Bitume Prods, 2023
Finnish Funeral Doom, France
Album CD
Les apparences sont parfois trompeuses. Ainsi malgré son nom qui évoque la dépression saisonnière qui frappe les Finlandais durant les périodes de l'année où le soleil ne se montre presque pas, Kaamosmasennus n'est pas originaire du pays des mille lacs. Il s'agit en vérité du projet d'un musicien français (!), Julien J. Neuville, qui a consacré sa thèse universitaire au funeral doom finlandais (!!). Parallèlement, il a cherché à capter à son tour ce qui fait la particularité et le charme unique de cette véritable AOC doloriste. Il existe en effet une poésie à la fois belle et sinistre, majestueuse et blafarde qui n'appartient définitivement qu'à des groupes comme Yearning ou Shape Of Despair pour ne citer que deux exemples parmi de nombreux autres. Une pochette où se détache sur un ciel boréal la cime des arbres suffit déjà à évoquer ces paysages sonores engourdis par un hiver éternel.
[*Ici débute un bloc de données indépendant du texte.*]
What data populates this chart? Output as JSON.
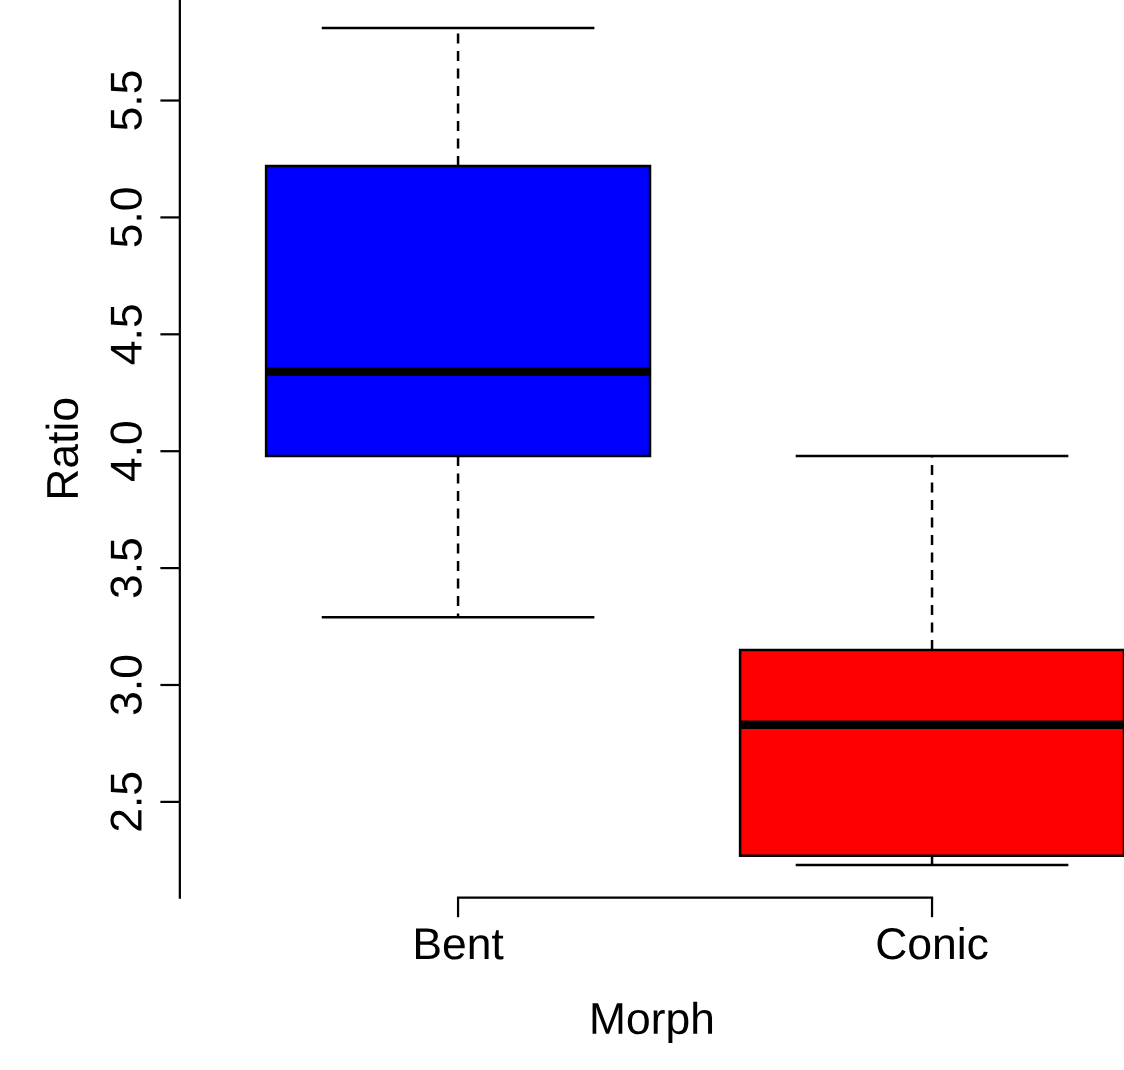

Gravé entre 2018 et 2022, Le jour ne se lève plus porte évidemment bien son nom, déambulation mélancolique et rêveuse à travers la désolation hivernale typique de ces terres septentrionales. Unique maître des lieux, Julien assure tous les instruments, ce qui confère à ce premier album une bonne part de son authenticité en même temps qu'une forme de noblesse artisanale mieux à même de saisir la beauté de ce doom atmosphérique qu'une technicité pointue mais sans âme. Car le funeral doom death finlandais, plus que tout autre (sous) genre, reste avant tout une question de sensation, de ressenti, selon la capacité de chacun à être touché par cette langueur dépressive.
La durée de ces plaintes quasi immobiles qui toutes voisinent plus ou mois avec les dix minutes au garrot, aide à installer les esprits solitaires dans l'ambiance requise. Voix caverneuses, guitare entêtantes qui agit comme une pale lanterne perçant la brume et tapis de claviers forestiers participent également à ce lent voyage au coeur de la dépression finlandaise. Mais en spécialiste avisé du genre, le musicien sait que le doom du pays des mille lacs n'est pas que noirceur suicidaire même si les créations matricielles de Thergothon, Skepticism ou du Shape Of Despair originel étaient capables d'avaler toute trace de lumière et de soleil. Des touches presque folkloriques jonchent parfois ces compositions qui jamais ne s'abîment totalement dans le spleen hivernal. De fait, plus que la noirceur glaciale, Kaamosmasennus insiste sur la beauté poétique qui se dégage autant de cette musique désolée que de ces paysages du Grand Nord. Ce faisant, il est parvenu à matérialiser cette atmosphère propre au funeral doom finlandais comme s'il était né là-bas.
Le jour ne se lève plus n'est pas qu'un exercice de style, fort réussi au demeurant mais une véritable lettre d'amour à un style aussi unique que précieux.